The FDA has approved the first RNAi drug. If you want a laugh, research Ray Kurzweil’s past predictions about this class of medicine.
https://www.umassmed.edu/news/news-archives/2018/08/fda-approves-first-drug-to-use-rna-interference-based-on-discoveries-made-at-umass-medical-school/

Your Instagram photo uploads are not original. Right now, the photo matching is being done by humans, but soon machines will do it.
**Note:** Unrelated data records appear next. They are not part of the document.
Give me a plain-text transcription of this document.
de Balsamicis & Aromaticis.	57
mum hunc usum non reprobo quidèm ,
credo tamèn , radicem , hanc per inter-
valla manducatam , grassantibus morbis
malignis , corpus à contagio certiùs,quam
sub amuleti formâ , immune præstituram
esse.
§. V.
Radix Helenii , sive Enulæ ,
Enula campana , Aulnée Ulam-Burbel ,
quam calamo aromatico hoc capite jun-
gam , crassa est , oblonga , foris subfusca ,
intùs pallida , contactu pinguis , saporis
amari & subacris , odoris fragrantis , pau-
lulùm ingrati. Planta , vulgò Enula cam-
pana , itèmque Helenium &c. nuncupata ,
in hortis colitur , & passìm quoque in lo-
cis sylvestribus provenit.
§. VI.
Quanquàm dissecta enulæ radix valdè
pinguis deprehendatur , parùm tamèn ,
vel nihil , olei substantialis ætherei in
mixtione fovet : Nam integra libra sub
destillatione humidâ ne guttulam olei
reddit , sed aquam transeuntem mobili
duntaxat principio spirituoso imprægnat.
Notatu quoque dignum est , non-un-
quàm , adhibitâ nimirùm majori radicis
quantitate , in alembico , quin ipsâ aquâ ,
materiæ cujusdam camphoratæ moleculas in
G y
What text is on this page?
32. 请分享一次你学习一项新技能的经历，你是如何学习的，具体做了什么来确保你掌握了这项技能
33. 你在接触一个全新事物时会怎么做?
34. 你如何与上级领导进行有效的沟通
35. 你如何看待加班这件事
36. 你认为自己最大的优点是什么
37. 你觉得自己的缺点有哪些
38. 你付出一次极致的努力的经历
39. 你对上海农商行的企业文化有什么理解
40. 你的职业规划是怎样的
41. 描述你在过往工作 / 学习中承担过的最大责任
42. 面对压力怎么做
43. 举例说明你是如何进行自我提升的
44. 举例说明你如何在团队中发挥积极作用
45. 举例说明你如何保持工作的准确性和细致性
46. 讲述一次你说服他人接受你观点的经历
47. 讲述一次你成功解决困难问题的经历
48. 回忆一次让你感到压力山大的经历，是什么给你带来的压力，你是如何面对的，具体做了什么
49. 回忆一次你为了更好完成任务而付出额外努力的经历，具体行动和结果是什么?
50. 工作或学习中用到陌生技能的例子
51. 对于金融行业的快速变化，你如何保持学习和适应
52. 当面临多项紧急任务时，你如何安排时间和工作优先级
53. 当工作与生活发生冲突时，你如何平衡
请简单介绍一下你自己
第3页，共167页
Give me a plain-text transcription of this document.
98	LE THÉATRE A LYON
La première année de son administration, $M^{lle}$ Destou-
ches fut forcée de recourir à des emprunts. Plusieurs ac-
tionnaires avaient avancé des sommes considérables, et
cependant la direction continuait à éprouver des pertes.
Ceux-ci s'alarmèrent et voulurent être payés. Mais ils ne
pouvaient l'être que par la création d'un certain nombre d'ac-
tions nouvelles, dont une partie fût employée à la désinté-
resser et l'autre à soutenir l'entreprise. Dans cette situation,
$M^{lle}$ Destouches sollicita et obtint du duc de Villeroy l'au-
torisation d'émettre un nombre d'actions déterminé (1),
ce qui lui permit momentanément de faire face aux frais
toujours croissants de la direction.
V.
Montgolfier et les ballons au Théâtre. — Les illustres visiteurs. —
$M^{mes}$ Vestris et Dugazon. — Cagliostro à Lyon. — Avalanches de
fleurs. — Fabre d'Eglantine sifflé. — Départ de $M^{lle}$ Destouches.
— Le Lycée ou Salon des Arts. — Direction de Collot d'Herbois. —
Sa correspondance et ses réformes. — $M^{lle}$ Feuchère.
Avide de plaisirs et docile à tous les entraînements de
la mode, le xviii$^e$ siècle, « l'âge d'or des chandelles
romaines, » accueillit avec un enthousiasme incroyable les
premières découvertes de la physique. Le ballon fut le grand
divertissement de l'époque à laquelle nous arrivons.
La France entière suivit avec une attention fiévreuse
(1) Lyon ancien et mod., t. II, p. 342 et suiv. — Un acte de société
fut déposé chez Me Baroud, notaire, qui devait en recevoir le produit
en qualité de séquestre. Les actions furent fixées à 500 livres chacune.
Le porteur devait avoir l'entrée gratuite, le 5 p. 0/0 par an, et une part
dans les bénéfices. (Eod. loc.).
As AI and mass surveillance get more pervasive with time, machines will make it clear to us the full, scary scope of how derivative our art is, how much time we waste unwittingly reinventing the wheel, and how many “new” things are really just copies of old things we’ve forgotten about.
https://qz.com/quartzy/1349585/you-are-not-original-or-creative-on-instagram/

Consumerism is a big lie. Your expensive “distressed jeans” are made of normal denim that has been shot with a laser gun.
https://youtu.be/F0ZrZ4h2xGQ

Walmart is making a virtual reality store that will let you browse its wares without having to mingle with the unwashed masses.
https://qz.com/1362577/walmart-wants-to-take-on-amazon-with-virtual-reality-shopping/

How would we detect aliens whose lives were lived in microseconds or geologic timescales? Are rocks alive?
https://blogs.scientificamerican.com/life-unbounded/maximum-alienness/

“Even at their tremendous distances, worlds like Triton, Eris, and Pluto will receive more than four times the energy at their surface that Earth receives today [once the Sun becomes a red giant].”